Monday, February 2, 2009

Hummus Variations

Hummus is the chameleon of the culinary world. There are infinite possibilities of delicious dips based on the simple concoction of chick pea, tahini, lemon and garlic. Really, the sky is the limit when it comes to hummus. And I love to eat them all.

I talked briefly on the phone with my mom on Sunday and she told me that she had made her own version of the cilantro and jalapeno hummus you can get at Trader Joe's. I haven't been able to think of anything else since then, so I made some myself to have as a snack between classes for the rest of the week.

Making hummus is the opposite of baking. It is an art, not a science. I never get hung up on amounts when I make it. Everything is done by eye, and by taste. Put in a little more lemon juice. Taste. Add more garlic. Taste. Salt and pepper. Et cetera. For this particular batch of hummus I decided to replace your regular, everyday garlic with some pickled garlic that my mom gave me. It gave the hummus a subtle flavor that I like.

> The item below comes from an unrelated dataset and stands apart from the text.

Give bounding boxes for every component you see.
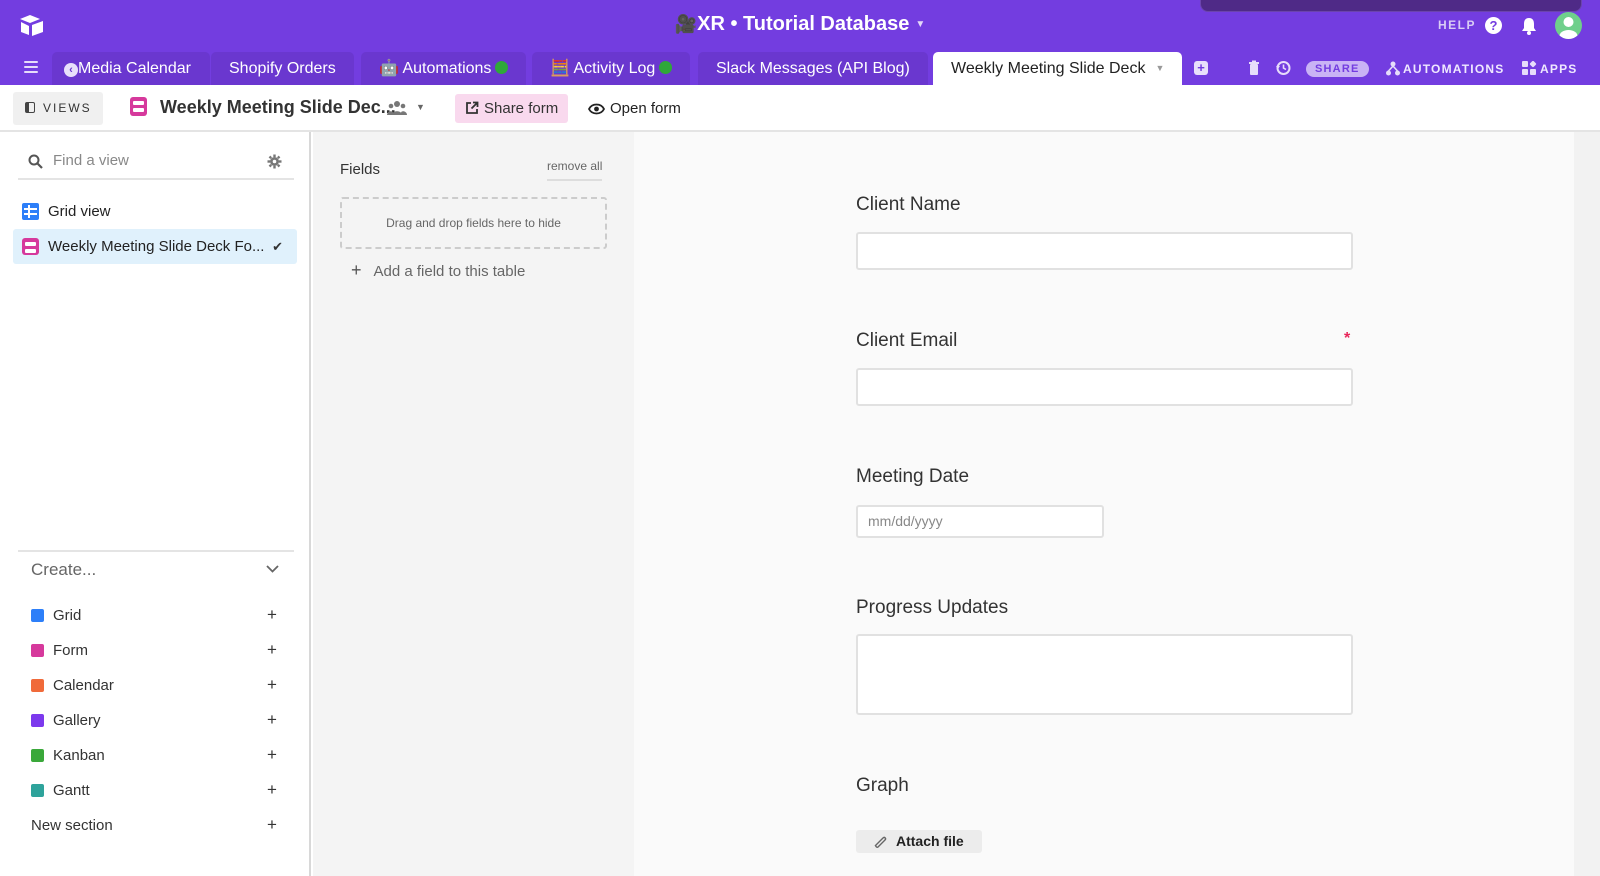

Cilantro & Jalapeno Hummus
  • 1 jalapeno pepper, deseeded
  • 5-6+ cloves pickled garlic
  • 2 limes, juice of
  • 2 14 oz cans chickpeas, rinsed and drained
  • 1 T tahini (sesame paste)
  • 1-2 handfuls of cilantro, roughly chopped
  • salt and pepper
Process jalapeno, garlic and lime juice in food processor until finely minced. Add chickpeas and tahini and process until smooth. Add cilantro and process until well incorporated. Taste. Adjust ingredients and add salt and pepper to your taste.

I will be eating this wrapped up in a whole-wheat tortillas with a sprinkling of feta cheese and a few grinds of fresh pepper. Yum! I think it could stand to be a little spicier, though. I can't decide if I should use two de-seeded jalapenos next time, or just leave the seeds in the one...

Have a favorite hummus variation of your own? Share plz!

1 comment:

Nate Otto said...

I think you should use two deseeded peppers, but it was very good. I'm hungry right now and craving it, so I hope there's still some left later!